Native Gardener’s Corner-Member’s Tips, Tricks, and Techniques

This column is a regular newsletter feature offering chapter members and local experts a chance to briefly share information on many things related to gardening with natives.

The request for this edition of the OC-CNPS newsletter is: “Do you grow any native plants because they are especially entertaining, interesting, or just plain weird?”

Leon Baginski -“Although not strictly native, I enjoy my organ pipe cactus. Slow grower but always reminds me of my trip to the national monument of the same name. Also love my ocotillo!! It is so odd for coastal garden. Unfortunately gophers seem to like the roots.”

Laura Camp -“We have pipevine (Aristilochia californica) blooming right now outside the Tree of Life office. The dutch pipe flowers are plentiful and bizarre and brown, and it’s weird because with the leaves in dormancy you can’t even tell that it’s flowering until you get up close—then the elaborate shapes and camouflage coloring make me go ‘whoa’!”

Bob Allen -“At home, I grow Ceratophyllum demersum, aquatic hornwort or coontail, an odd aquatic flowering plant in the Order Ceratophyllales (only 6 species), sister group to all Eudicots. It lives in a 20 inch tall glass vase full of water with a bubbler to keep it aerated.” http://ucjeps.berkeley.edu/eflora/eflora_display.php?tid=18711

Greg Rubin -“I can think of a couple cool and weird ones. First, Redshanks (Adenostoma sparsifolium). I wish people would consider it more for its beautiful, almost Dr. Seuss-like quality as a small tree. One of the most beautiful sites I've seen was south of Idyllwild where a naturally occurring stand of redshanks formed a backdrop for a mass of little Ceanothus greggii. Very simple and gorgeous. I couldn't have designed it better than Nature already had.

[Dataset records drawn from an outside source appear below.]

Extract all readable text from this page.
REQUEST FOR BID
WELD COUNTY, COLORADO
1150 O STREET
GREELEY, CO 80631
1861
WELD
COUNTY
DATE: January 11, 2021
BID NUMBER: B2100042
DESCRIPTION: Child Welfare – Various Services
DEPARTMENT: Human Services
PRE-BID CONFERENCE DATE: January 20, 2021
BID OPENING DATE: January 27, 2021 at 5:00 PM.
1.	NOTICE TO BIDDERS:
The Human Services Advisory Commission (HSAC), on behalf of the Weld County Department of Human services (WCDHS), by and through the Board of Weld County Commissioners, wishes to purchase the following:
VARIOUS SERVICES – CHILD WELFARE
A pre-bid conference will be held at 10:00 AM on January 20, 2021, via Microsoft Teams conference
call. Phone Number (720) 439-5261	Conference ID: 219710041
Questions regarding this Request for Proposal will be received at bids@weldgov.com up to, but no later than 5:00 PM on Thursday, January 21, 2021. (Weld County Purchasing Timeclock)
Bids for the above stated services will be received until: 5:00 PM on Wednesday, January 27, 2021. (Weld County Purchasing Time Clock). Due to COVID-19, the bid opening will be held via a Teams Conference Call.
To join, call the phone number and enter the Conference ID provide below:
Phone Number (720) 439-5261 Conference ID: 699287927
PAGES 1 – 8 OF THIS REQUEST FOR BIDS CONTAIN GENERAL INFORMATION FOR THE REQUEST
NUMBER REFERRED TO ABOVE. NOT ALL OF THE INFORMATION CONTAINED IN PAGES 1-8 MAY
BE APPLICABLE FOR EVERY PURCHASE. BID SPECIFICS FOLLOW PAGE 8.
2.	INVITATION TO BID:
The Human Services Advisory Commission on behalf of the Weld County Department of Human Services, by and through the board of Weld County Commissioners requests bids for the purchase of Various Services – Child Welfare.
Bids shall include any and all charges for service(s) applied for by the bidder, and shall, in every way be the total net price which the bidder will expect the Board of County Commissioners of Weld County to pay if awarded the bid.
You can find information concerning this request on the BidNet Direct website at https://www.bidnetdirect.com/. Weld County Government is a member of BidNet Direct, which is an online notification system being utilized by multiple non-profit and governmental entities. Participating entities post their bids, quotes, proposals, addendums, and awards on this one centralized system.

A plant that I wish was more available is the Maurandya antirrhiniflora. It's a little snapdragon vine whose flower color varies between red and blue depending on soil pH (apparently). Although it is somewhat herbaceous, it is a little thing that is so well suited to small-scale features like courtyard trellis's or hidden gardens. It is very drought tolerant and I've actually seen the flower color change from the pot to the ground!  Related to Monkey flowers and Penstemons.

Finally, if you have the room, the Fremontodendron x Chiranthodendron hybrid is huge and fun and it is the fastest thing I've ever seen (mine grew from a 2" pot to 30+ feet in 2.5 years!) 

Rama Nayeri -“I have various varieties of Dudleya’s that are growing nicely indoors. They don't get watered all that much and are still thriving.”

Chuck Wright -“Blue-eyed grass, Sisyrinchium bellum, comes to mind.  It was one of the first plants I bought and planted many years ago when someone brought some to a CNPS meeting in 2 inch pots. 15 years later they still pop up all over the yard but never overwhelming it. At first I was bothered by their shabby looks with dead leaves and I painstakingly pulled each dead brown leaf off.  When I mentioned this to Sarah Jayne and Celia, they both said why just whack them back and they will come back. I do and they do. They are a cheery blue delight.”

Brad Jenkins -“Calochortus - Eye-catching, elegant Calochortus flowers mesmerize me. Evidently other people too.... In the yard (C. splendens and catalinae) or on the trail, plant novices always ask for the name. The more knowledgeable smile delightfully while looking at the structure and for insects inside. The entertainment value must be high because of what growers put up with.... The bulbs hide below ground most of the year, and only a dainty leaf and stem arises during winter. Spring flowers seem short lived. Bulbs require summer dry locations, and each fall I wonder, did they survive?”  

John Gossett -“I planted an apache plume this year. I like it both for its flying-cloud seed heads and its name: Fallugia paradoxa.”

Dan Songster -“I used to grow Horsetail (Equisetum sp) to use the plant as a very fine sandpaper but it got too invasive. Isocoma menzeisii is the most entertaining of pollinator magnets around. How enjoyable just watching which insects use it each day. Oh, and all the native medicinal or herbal or food plants are fun to learn about.”

Our Question for the next newsletter is: “What are your three “Go-To” native plants when designing or renovating a garden?”

Email your responses to Dan Songster at . Please remember to keep replies brief so we can include most of the responses!

2018 CNPS Conservation Conference Travel Grant

Congratulations to Marlee Antill, James Bailey, Rebecca Crow, Hailey Laskey, and Wilnelia Ricart, winners of our 2018 CNPS Conservation Conference Student Travel Grant! We look forward to seeing them at the Conference next February.